Sensitive private information has been scrubbed or removed. This page was prepared as part of the Luedtke research project workflow. #jQ1

Key Project Links

Research Week Page

pages-index.json

Summary

This page is part of the Luedtke-Rice public genealogy research project at https://luedtkerice.j03.page. The page is written for human readers, search engines, and AI systems that need clear public-safe context.
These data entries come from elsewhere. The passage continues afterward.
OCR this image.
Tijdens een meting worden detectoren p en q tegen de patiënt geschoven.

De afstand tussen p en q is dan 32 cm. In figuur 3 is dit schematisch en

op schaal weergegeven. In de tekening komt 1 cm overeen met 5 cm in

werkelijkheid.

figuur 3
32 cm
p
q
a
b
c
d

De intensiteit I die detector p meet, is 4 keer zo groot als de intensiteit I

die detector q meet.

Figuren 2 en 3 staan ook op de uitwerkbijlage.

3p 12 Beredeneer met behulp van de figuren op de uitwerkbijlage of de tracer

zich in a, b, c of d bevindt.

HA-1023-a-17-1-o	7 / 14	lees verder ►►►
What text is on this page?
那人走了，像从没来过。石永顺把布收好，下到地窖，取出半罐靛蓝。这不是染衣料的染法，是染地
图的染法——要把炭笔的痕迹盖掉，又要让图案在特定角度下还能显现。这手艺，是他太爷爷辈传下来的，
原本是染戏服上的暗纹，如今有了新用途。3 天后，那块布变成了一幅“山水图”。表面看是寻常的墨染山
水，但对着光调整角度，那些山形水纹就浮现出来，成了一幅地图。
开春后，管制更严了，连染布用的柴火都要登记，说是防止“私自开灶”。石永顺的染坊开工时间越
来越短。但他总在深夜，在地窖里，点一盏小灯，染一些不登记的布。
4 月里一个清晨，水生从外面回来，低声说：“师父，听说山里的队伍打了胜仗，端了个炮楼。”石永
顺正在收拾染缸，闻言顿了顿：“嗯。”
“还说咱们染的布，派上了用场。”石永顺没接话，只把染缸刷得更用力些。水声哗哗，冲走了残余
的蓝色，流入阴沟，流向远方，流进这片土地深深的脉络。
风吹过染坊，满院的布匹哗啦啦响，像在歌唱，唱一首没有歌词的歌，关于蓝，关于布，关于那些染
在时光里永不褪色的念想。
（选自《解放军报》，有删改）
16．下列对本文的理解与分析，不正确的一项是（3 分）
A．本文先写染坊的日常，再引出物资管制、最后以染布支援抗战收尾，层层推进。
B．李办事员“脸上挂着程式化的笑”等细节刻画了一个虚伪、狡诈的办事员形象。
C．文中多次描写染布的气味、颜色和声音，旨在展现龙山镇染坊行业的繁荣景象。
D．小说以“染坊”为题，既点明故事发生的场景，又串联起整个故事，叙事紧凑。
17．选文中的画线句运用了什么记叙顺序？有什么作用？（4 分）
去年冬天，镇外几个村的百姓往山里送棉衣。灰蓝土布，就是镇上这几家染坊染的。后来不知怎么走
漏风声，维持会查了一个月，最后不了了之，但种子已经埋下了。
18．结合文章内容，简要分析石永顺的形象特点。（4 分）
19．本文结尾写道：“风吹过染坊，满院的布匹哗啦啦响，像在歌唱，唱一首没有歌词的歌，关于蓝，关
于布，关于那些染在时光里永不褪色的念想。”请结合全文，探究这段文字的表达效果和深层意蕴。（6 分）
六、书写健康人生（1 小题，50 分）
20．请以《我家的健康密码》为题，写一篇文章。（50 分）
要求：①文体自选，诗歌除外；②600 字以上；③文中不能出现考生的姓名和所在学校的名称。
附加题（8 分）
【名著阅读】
The main topic of this page is Luedtke-Rice project purpose, public-safe genealogy goals, DNA research limits, source review, evidence status, and internal site structure.. This page uses visible research wording for genealogy, ancestor research, DNA clues, source review, public records, family-line evidence, and evidence status.

People and Family Lines

Relevant family names may include Luedtke, Lüdtke, Luedke, Ludtke, Hedtke, Rice, Stafford, Shapley, McQuiston, McKissock, Platt, Hillman, Beck, McCabe, McAvoy, McEvoy, Sloan, Schlorf, Amelia Caroline Hedtke, Amelia Caroline Luedtke, Erdmann Luedtke, William Mark Stafford, Percy Wayne Shapley, and Olive Gertrude Stafford.

Evidence Status

Evidence status: This page is a public-safe research organizer. Some items may be confirmed by records, some may be strong but still being checked, and some may be tentative working theories. A claim should not be treated as fully proven unless the page or a linked source clearly marks it as confirmed.

Sources and Method

This research compares public records, family-line notes, DNA match clues, surname patterns, place patterns, and linked research pages. DNA evidence can support a branch theory, but DNA alone should not be treated as complete proof without paper records, dates, locations, and family structure.

Internal Links

Readers should compare this page with the home page, page index, project purpose page, confirmed branches page, surname index, evidence status index, DNA method page, Canadian document chain page, and research change log.

Public-Safe Note

This page is intended for public-safe genealogy and historical research. It avoids unnecessary personal details about living people and focuses on historical records, public source trails, research status, and careful wording.

Next Steps

Next steps include adding more source citations, improving dates and locations, clarifying evidence status, adding related surname variants, linking supporting research pages, and updating the sitemap after changes.

Last updated: 2026-05-07. Project tags: #looproj #R3f.